Wei Meng, Qian Hong-gang, Qiu Hui, Wu Jian-hui, Li Ying-jie, Zhou Guo-quan, Zhang Ji, Hao Chun-yi
Department of Hepato-Pancreato-Biliary Surgery, Key Laboratory of Carcinogenesis and Translational Research (Ministry of Education), Peking University Cancer Hospital and Institute, Beijing 100142, China.
Zhonghua Wai Ke Za Zhi. 2010 Oct 15;48(20):1534-8.
To establish a scoring system predicting the ascites postoperatively by analyzing the variant factors associated with massive ascites after hepatectomy in the patients with hepatocellular carcinoma (HCC).
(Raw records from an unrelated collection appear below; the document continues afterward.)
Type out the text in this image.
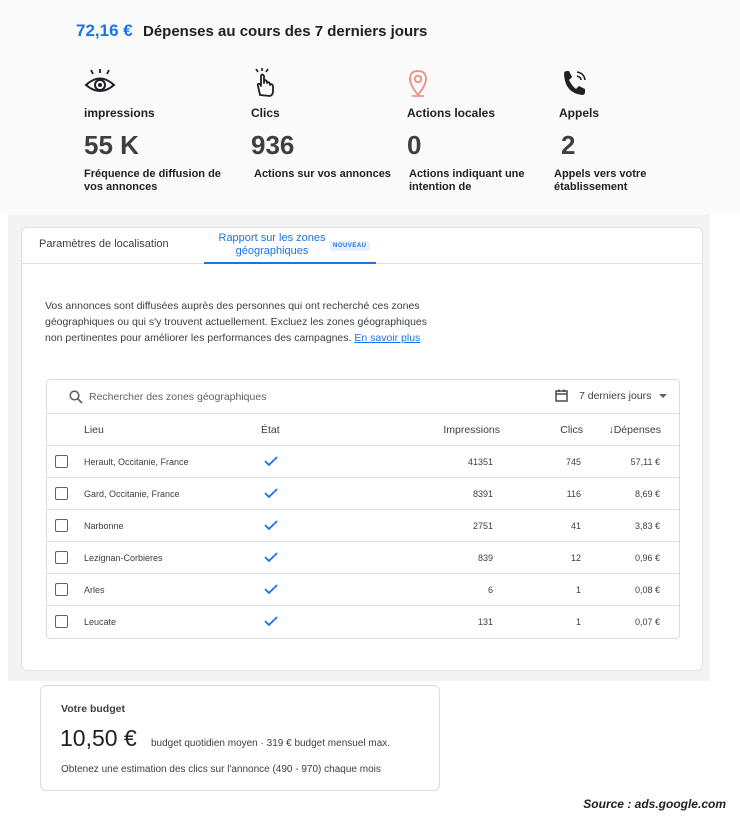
72,16 € Dépenses au cours des 7 derniers jours
impressions
55 K
Fréquence de diffusion de vos annonces
Clics
936
Actions sur vos annonces
Actions locales
0
Actions indiquant une intention de
Appels
2
Appels vers votre établissement
Paramètres de localisation	Rapport sur les zones géographiques	NOUVEAU
Vos annonces sont diffusées auprès des personnes qui ont recherché ces zones géographiques ou qui s'y trouvent actuellement. Excluez les zones géographiques non pertinentes pour améliorer les performances des campagnes. En savoir plus
Rechercher des zones géographiques
7 derniers jours
Lieu	État	Impressions	Clics ↓Dépenses
Herault, Occitanie, France	41351	745	57,11 €
Gard, Occitanie, France	8391	116	8,69 €
Narbonne	2751	41	3,83 €
Lezignan-Corbieres	839	12	0,96 €
Arles	6	1	0,08 €
Leucate	131	1	0,07 €
Votre budget
10,50 € budget quotidien moyen · 319 € budget mensuel max.
Obtenez une estimation des clics sur l'annonce (490 - 970) chaque mois
Source : ads.google.com
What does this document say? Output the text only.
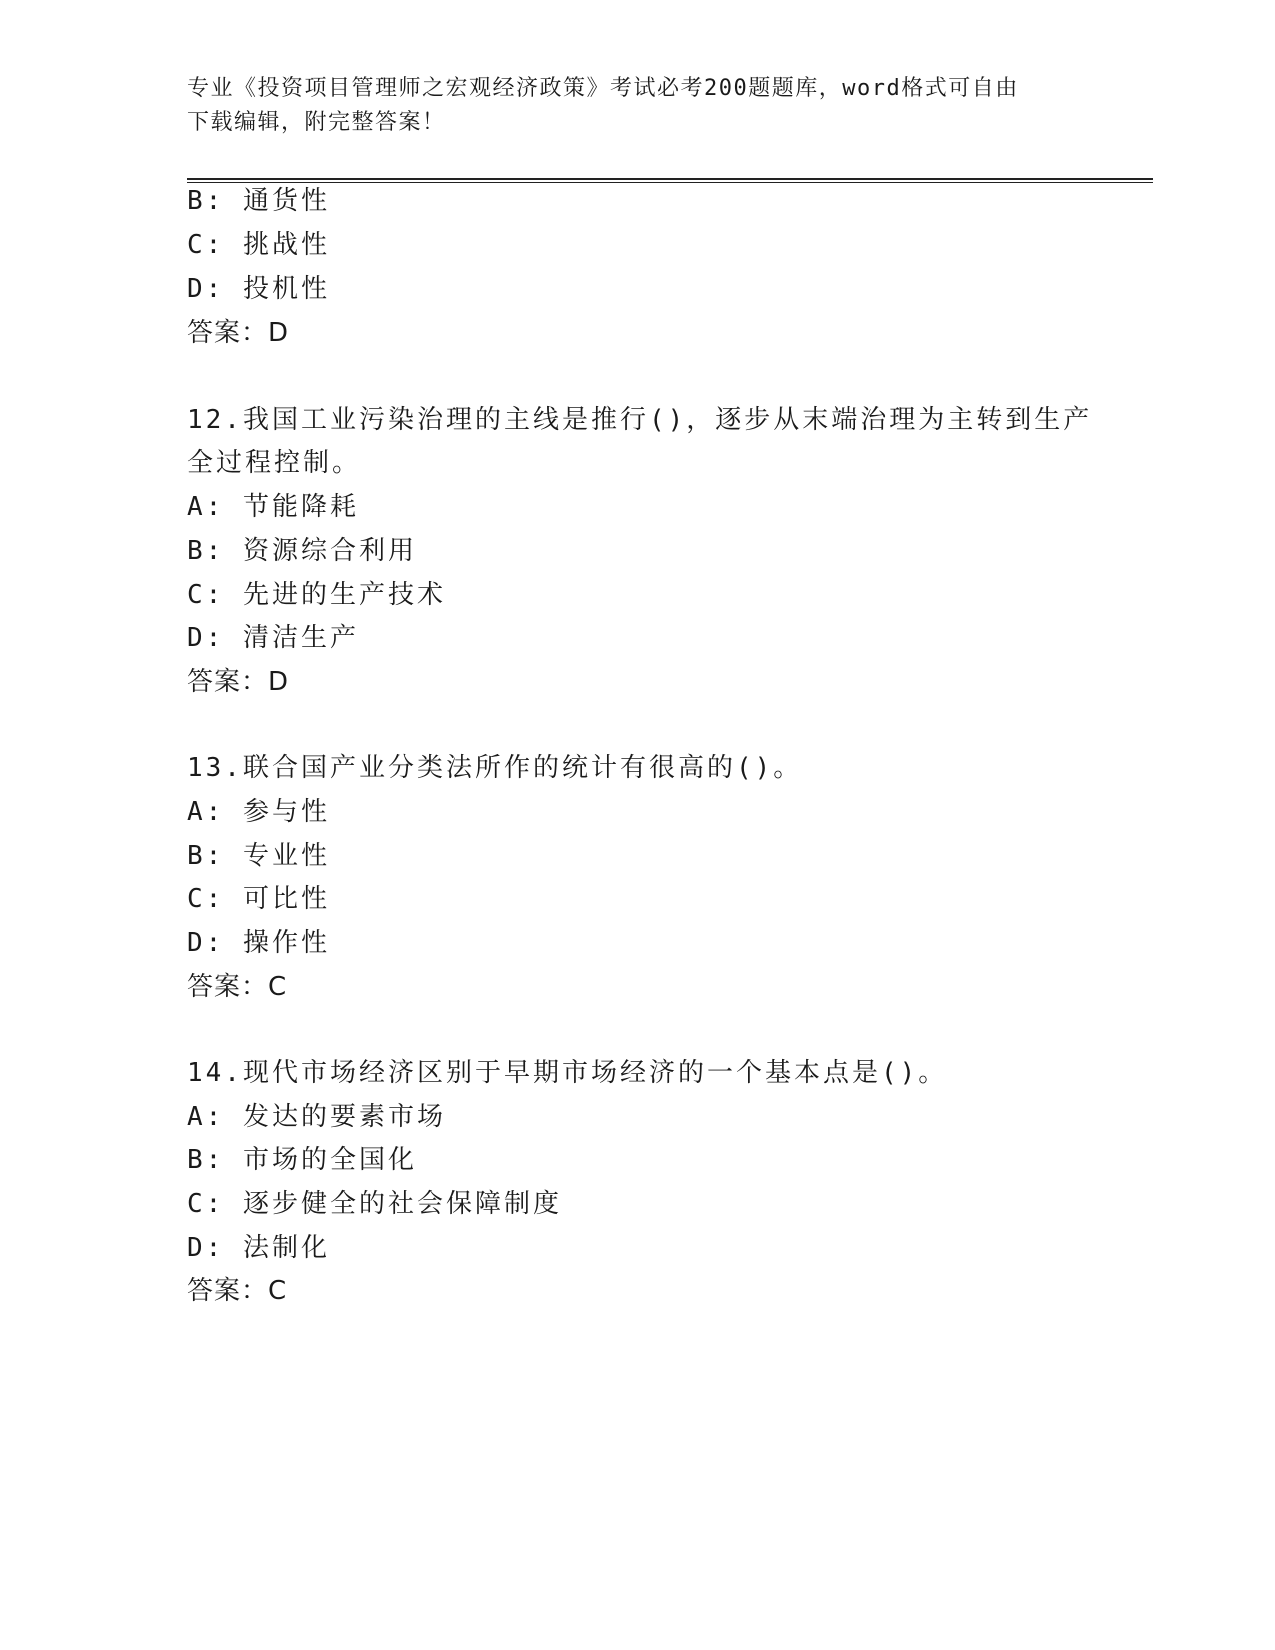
专业《投资项目管理师之宏观经济政策》考试必考200题题库，word格式可自由
下载编辑，附完整答案！
B: 通货性
C: 挑战性
D: 投机性
答案：D
12.我国工业污染治理的主线是推行()，逐步从末端治理为主转到生产
全过程控制。
A: 节能降耗
B: 资源综合利用
C: 先进的生产技术
D: 清洁生产
答案：D
13.联合国产业分类法所作的统计有很高的()。
A: 参与性
B: 专业性
C: 可比性
D: 操作性
答案：C
14.现代市场经济区别于早期市场经济的一个基本点是()。
A: 发达的要素市场
B: 市场的全国化
C: 逐步健全的社会保障制度
D: 法制化
答案：C
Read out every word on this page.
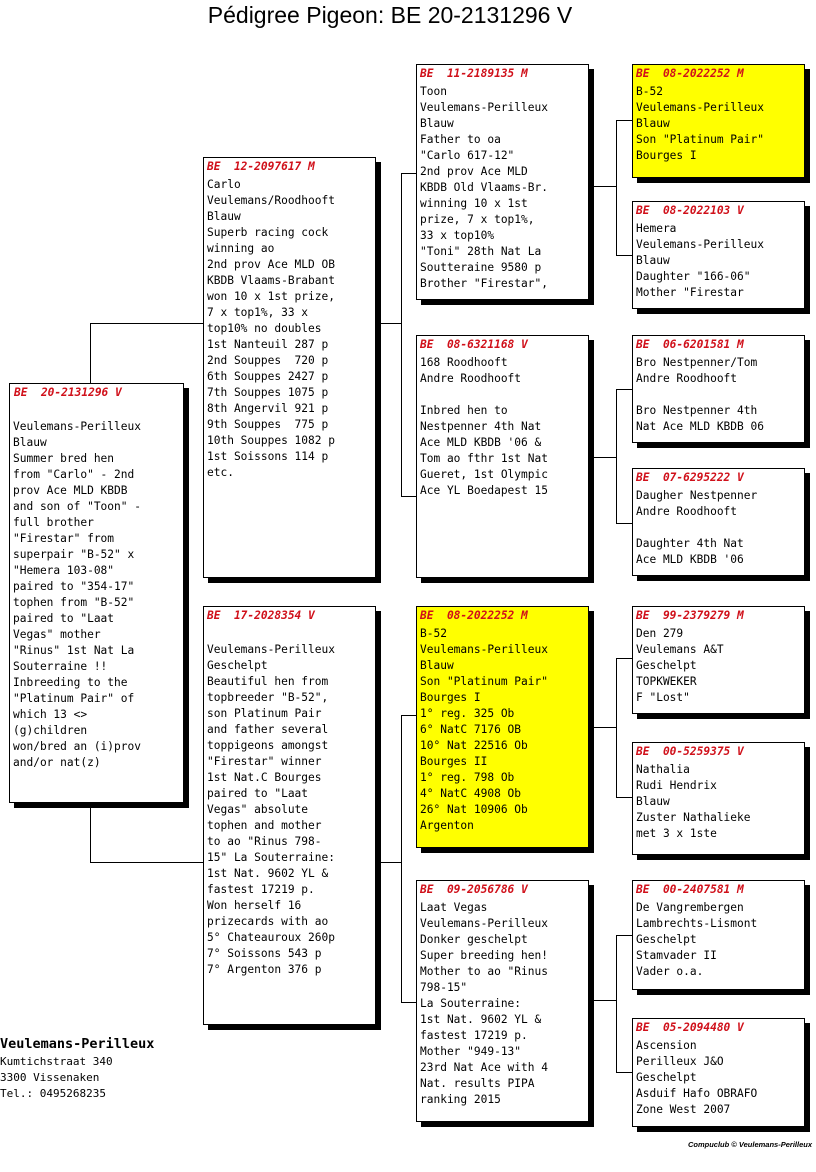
Pédigree Pigeon: BE 20-2131296 V
BE  20-2131296 V
Veulemans-Perilleux
Blauw
Summer bred hen
from "Carlo" - 2nd
prov Ace MLD KBDB
and son of "Toon" -
full brother
"Firestar" from
superpair "B-52" x
"Hemera 103-08"
paired to "354-17"
tophen from "B-52"
paired to "Laat
Vegas" mother
"Rinus" 1st Nat La
Souterraine !!
Inbreeding to the
"Platinum Pair" of
which 13 <>
(g)children
won/bred an (i)prov
and/or nat(z)
BE  12-2097617 M
Carlo
Veulemans/Roodhooft
Blauw
Superb racing cock
winning ao
2nd prov Ace MLD OB
KBDB Vlaams-Brabant
won 10 x 1st prize,
7 x top1%, 33 x
top10% no doubles
1st Nanteuil 287 p
2nd Souppes  720 p
6th Souppes 2427 p
7th Souppes 1075 p
8th Angervil 921 p
9th Souppes  775 p
10th Souppes 1082 p
1st Soissons 114 p
etc.
BE  17-2028354 V
Veulemans-Perilleux
Geschelpt
Beautiful hen from
topbreeder "B-52",
son Platinum Pair
and father several
toppigeons amongst
"Firestar" winner
1st Nat.C Bourges
paired to "Laat
Vegas" absolute
tophen and mother
to ao "Rinus 798-
15" La Souterraine:
1st Nat. 9602 YL &
fastest 17219 p.
Won herself 16
prizecards with ao
5° Chateauroux 260p
7° Soissons 543 p
7° Argenton 376 p
BE  11-2189135 M
Toon
Veulemans-Perilleux
Blauw
Father to oa
"Carlo 617-12"
2nd prov Ace MLD
KBDB Old Vlaams-Br.
winning 10 x 1st
prize, 7 x top1%,
33 x top10%
"Toni" 28th Nat La
Soutteraine 9580 p
Brother "Firestar",
BE  08-6321168 V
168 Roodhooft
Andre Roodhooft
Inbred hen to
Nestpenner 4th Nat
Ace MLD KBDB '06 &
Tom ao fthr 1st Nat
Gueret, 1st Olympic
Ace YL Boedapest 15
BE  08-2022252 M
B-52
Veulemans-Perilleux
Blauw
Son "Platinum Pair"
Bourges I
1° reg. 325 Ob
6° NatC 7176 OB
10° Nat 22516 Ob
Bourges II
1° reg. 798 Ob
4° NatC 4908 Ob
26° Nat 10906 Ob
Argenton
BE  09-2056786 V
Laat Vegas
Veulemans-Perilleux
Donker geschelpt
Super breeding hen!
Mother to ao "Rinus
798-15"
La Souterraine:
1st Nat. 9602 YL &
fastest 17219 p.
Mother "949-13"
23rd Nat Ace with 4
Nat. results PIPA
ranking 2015
BE  08-2022252 M
B-52
Veulemans-Perilleux
Blauw
Son "Platinum Pair"
Bourges I
BE  08-2022103 V
Hemera
Veulemans-Perilleux
Blauw
Daughter "166-06"
Mother "Firestar
BE  06-6201581 M
Bro Nestpenner/Tom
Andre Roodhooft
Bro Nestpenner 4th
Nat Ace MLD KBDB 06
BE  07-6295222 V
Daugher Nestpenner
Andre Roodhooft
Daughter 4th Nat
Ace MLD KBDB '06
BE  99-2379279 M
Den 279
Veulemans A&T
Geschelpt
TOPKWEKER
F "Lost"
BE  00-5259375 V
Nathalia
Rudi Hendrix
Blauw
Zuster Nathalieke
met 3 x 1ste
BE  00-2407581 M
De Vangrembergen
Lambrechts-Lismont
Geschelpt
Stamvader II
Vader o.a.
BE  05-2094480 V
Ascension
Perilleux J&O
Geschelpt
Asduif Hafo OBRAFO
Zone West 2007
Veulemans-Perilleux
Kumtichstraat 340
3300 Vissenaken
Tel.: 0495268235
Compuclub © Veulemans-Perilleux
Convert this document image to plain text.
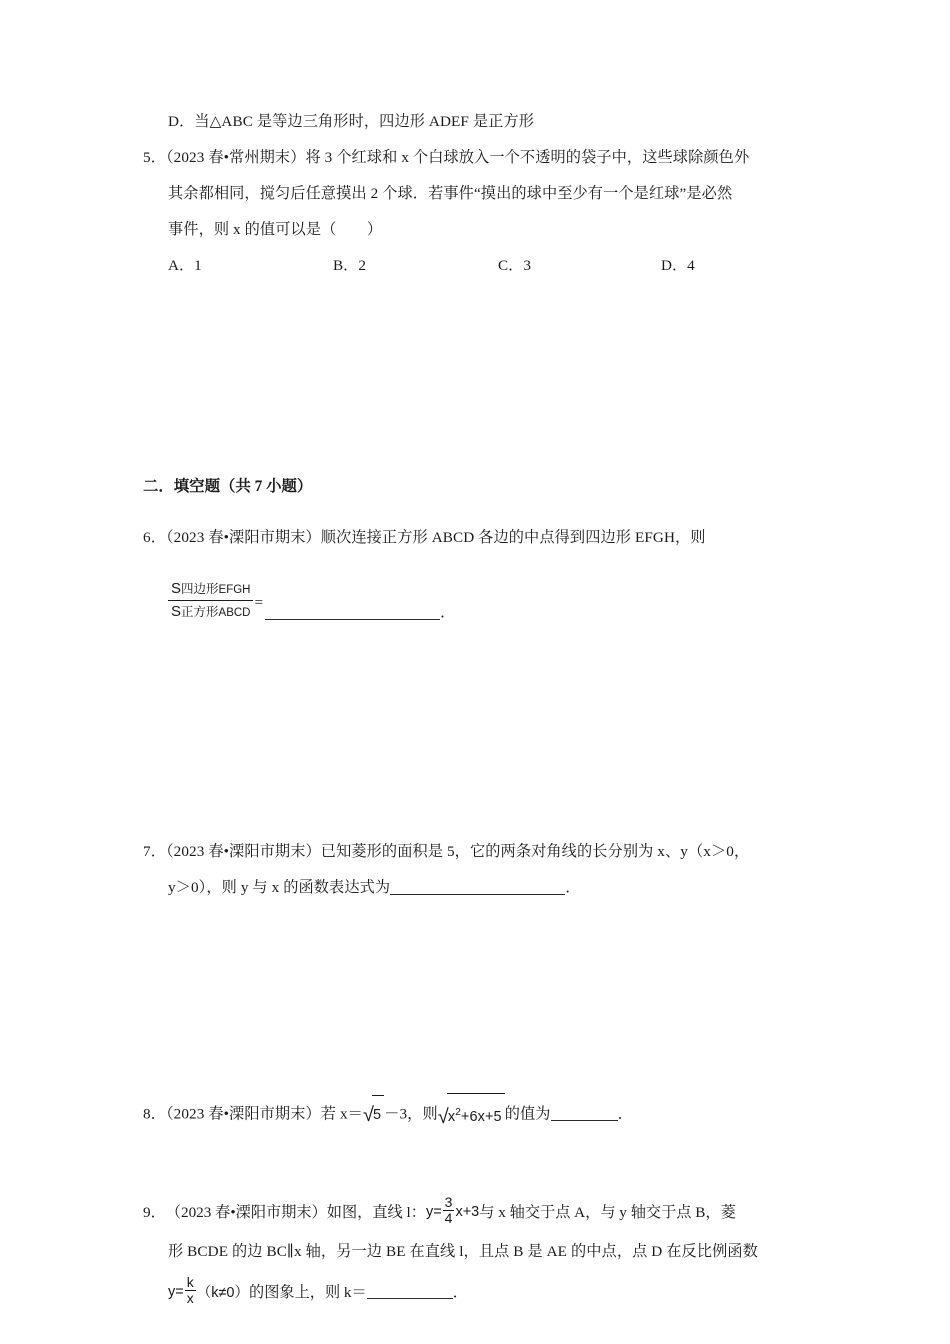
D．当△ABC 是等边三角形时，四边形 ADEF 是正方形
5．（2023 春•常州期末）将 3 个红球和 x 个白球放入一个不透明的袋子中，这些球除颜色外
其余都相同，搅匀后任意摸出 2 个球．若事件“摸出的球中至少有一个是红球”是必然
事件，则 x 的值可以是（　　）
A．1	B．2	C．3	D．4
二．填空题（共 7 小题）
6．（2023 春•溧阳市期末）顺次连接正方形 ABCD 各边的中点得到四边形 EFGH，则
S四边形EFGH
S正方形ABCD
=
．
7．（2023 春•溧阳市期末）已知菱形的面积是 5，它的两条对角线的长分别为 x、y（x＞0，
y＞0），则 y 与 x 的函数表达式为	．
8．（2023 春•溧阳市期末）若 x＝√5 －3，则$√x^2+6x+5$ 的值为	．
9． （2023 春•溧阳市期末） 如图，直线 l： $y= \frac{3}{4} x+3$ 与 x 轴交于点 A，与 y 轴交于点 B，菱
形 BCDE 的边 BC∥x 轴，另一边 BE 在直线 l，且点 B 是 AE 的中点，点 D 在反比例函数
$y= \frac{k}{x} (k\ne 0)$ 的图象上，则 k＝	．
From January 2005 to January 2010, 324 patients with HCC underwent hepatectomy were analyzed retrospectively. There were 282 male and 42 female, aging from 17 to 84 years (mean age, 54 years). They were divided into two groups according to the volume of ascites. Variant preoperative, intraoperative and postoperative factors were compared and a scoring system was established to predict the postoperative ascites.
The univariate analyses revealed that various preoperative factors including prothrombin time, activated partial thromboplastin time, platelet count, albumin, aspartate aminotransferase had significantly difference in the two groups (P < 0.05). The operation time, intraoperative bleeding, hemihepatectomy or extended hemi-hepatectomy and the request of blood and serum transfusion had significantly difference in the two groups (P < 0.05). The multivariate analysis showed that the PLT, AST and the intraoperative plasma transfusion, hemihepatectomy or extended hemi-hepatectomy, the urine output and the drainage in the first postoperative day were independent factors (P < 0.05) for ascites. A scoring system was established based on the analysis. The specificity and the sensitivity were 86.2% and 83.3% respectively.
Variant factors are associated with postoperative ascites for hepatocellular carcinoma and the scoring system established can predict the ascites after hepatectomy accurately.
通过分析肝细胞癌(HCC)患者肝切除术后大量腹水的相关变异因素,建立预测术后腹水的评分系统。
回顾性分析2005年1月至2010年1月期间接受肝切除术的324例HCC患者。其中男性282例,女性42例,年龄17至84岁(平均年龄54岁)。根据腹水量将患者分为两组。比较术前、术中和术后的变异因素,并建立评分系统以预测术后腹水。
单因素分析显示,两组患者的各种术前因素,包括凝血酶原时间、活化部分凝血活酶时间、血小板计数、白蛋白、天门冬氨酸氨基转移酶等,差异有统计学意义(P<0.05)。两组患者的手术时间、术中出血、半肝切除或扩大半肝切除以及输血和血清输注需求差异有统计学意义(P<0.05)。多因素分析表明,血小板计数(PLT)、天门冬氨酸氨基转移酶(AST)、术中血浆输注、半肝切除或扩大半肝切除、术后第一天尿量和引流量是腹水的独立相关因素(P<0.05)。基于该分析建立了评分系统,其特异性和敏感性分别为86.2%和83.3%。
多种因素与HCC患者术后腹水有关,所建立的评分系统能够准确预测肝切除术后的腹水情况。